Set aside the problems with empirical epistemologies and questions such as what is the meaning of “existence,” how does one gauge how plausible or probably a claim is, and what constitutes a self-evident truth. The main point is: if these really are all self-evident and known, why does Mr. Koukl think I should believe what may not be true? If the Christian worldview is not necessary, Mr. Koukl’s entire book is for naught.

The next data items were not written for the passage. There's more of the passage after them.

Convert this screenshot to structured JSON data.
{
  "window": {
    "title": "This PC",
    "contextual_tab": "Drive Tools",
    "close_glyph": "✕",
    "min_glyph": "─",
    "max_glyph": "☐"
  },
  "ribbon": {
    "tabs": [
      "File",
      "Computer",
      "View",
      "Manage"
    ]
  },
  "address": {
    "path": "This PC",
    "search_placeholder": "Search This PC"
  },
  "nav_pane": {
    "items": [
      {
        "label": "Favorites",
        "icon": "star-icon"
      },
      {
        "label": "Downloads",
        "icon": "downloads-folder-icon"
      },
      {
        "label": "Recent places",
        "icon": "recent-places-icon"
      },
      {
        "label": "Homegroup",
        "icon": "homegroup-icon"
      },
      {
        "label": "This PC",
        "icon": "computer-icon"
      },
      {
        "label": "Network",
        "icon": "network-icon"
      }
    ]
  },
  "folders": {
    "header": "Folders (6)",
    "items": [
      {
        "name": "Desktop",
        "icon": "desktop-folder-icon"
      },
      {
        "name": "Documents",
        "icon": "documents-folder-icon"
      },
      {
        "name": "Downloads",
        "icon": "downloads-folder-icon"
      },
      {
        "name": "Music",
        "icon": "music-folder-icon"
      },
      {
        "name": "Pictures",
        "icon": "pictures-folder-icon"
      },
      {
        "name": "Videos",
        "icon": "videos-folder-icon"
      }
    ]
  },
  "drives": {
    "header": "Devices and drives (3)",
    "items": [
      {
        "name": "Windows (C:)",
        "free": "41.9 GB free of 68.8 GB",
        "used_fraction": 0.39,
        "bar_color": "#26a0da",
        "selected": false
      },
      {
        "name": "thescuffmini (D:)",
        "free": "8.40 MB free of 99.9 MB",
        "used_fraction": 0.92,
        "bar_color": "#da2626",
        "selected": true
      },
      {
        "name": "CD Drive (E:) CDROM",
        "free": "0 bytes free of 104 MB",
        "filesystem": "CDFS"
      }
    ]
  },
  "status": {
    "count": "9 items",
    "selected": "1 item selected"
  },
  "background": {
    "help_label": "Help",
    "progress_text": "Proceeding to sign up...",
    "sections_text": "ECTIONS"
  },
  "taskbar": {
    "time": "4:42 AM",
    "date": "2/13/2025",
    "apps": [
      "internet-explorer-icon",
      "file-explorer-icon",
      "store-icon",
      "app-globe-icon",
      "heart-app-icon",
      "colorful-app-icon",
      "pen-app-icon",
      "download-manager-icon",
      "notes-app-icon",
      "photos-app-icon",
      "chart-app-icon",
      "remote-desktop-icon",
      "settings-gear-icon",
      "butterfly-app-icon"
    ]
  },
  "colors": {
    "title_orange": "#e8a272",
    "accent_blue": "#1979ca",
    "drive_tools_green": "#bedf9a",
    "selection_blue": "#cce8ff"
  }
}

The problem with classical apologetics is that it begs questions only answerable by defending certain first principles. “If there is moral law, there must be a moral lawgiver,” “If we sense an intricate, artful universe, then it must have been intelligently designed,” and “If the universe began to exist, then it must have been created” all may or may not be valid arguments, but the more important question is how one can verify the if-statements. Such requires examining the premises upon which the if-statements are constructed. And so on with the premises of those premises until one realizes the necessity of first principles. But once one realizes this, he may as well just become a presuppositionalist.
Classical apologetics may be useful in pointing out that a person’s beliefs, if true, would require God in order to justify those beliefs; however, since in response to this all the unbeliever would have to do is change his beliefs, what needs to be challenged is the ultimate basis upon which those beliefs are purportedly derived.

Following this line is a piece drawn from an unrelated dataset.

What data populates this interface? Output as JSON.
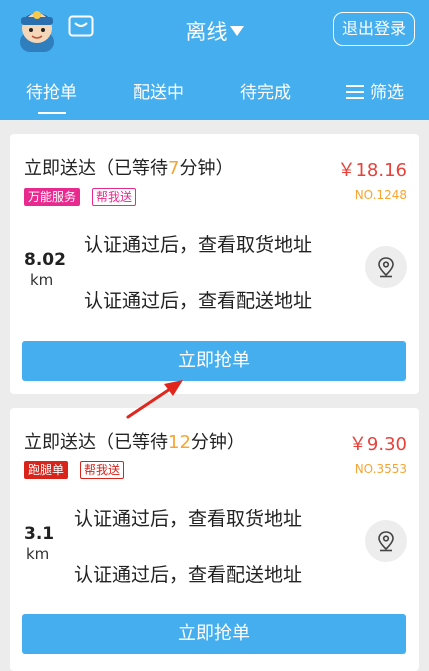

So not only can a top-down epistemology, where one begins with certain presuppositions and deduces theorems from there, avoid inferential question-begging and establish the necessity of a Christian worldview, it confronts the unbeliever with a foundational choice: knowledge and Christianity or a self-defeating alternative. I’ve written about Scripturalism elsewhere on this blog (cf. the links below); my focus here is that of the focus of Tactics: to show the appropriate method of argumentation rather than the argumentation per se.

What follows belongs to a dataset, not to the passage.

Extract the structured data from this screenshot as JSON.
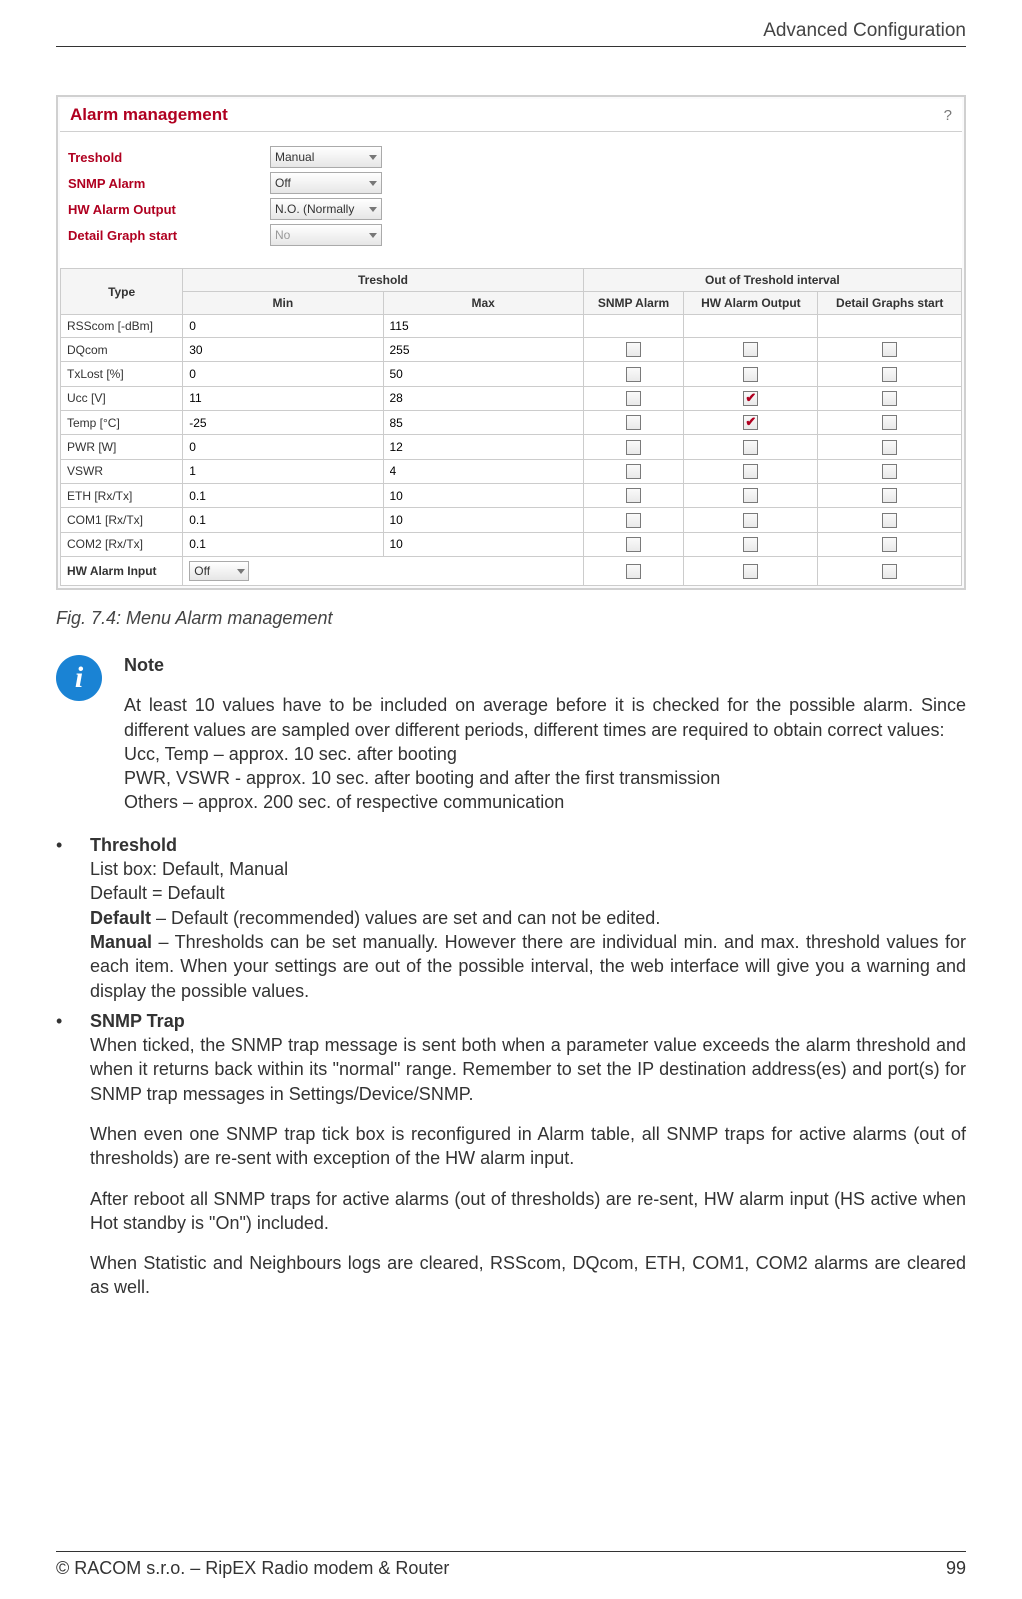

Aside from the throwaway paragraph on self-evident truths cited above, pg. 32 seems to me to be the only other place in which Mr. Koukl may have alluded to presuppositionalism:
A different thing is necessary before we can accurately know what God is saying through his Word. Yes, the Bible is first in terms of authority, but something else is first in terms of the order of knowing: We cannot grasp the authoritative teaching of God’s Word unless we use our minds properly. Therefore the mind, not the Bible, is the very first line of defense God has given us against error.
For some of you this may be a controversial statement, so let’s think about it for a moment. In order to understand the truth or the Bible accurately, our mental faculties must be intact and we must use them as God intended. We demonstrate this fact every time we disagree on an interpretation of a biblical passage and then give reasons why our view is better than another’s. Simply put, we argue for our point of view, and if we argue well, we separate wheat from chaff, truth from error.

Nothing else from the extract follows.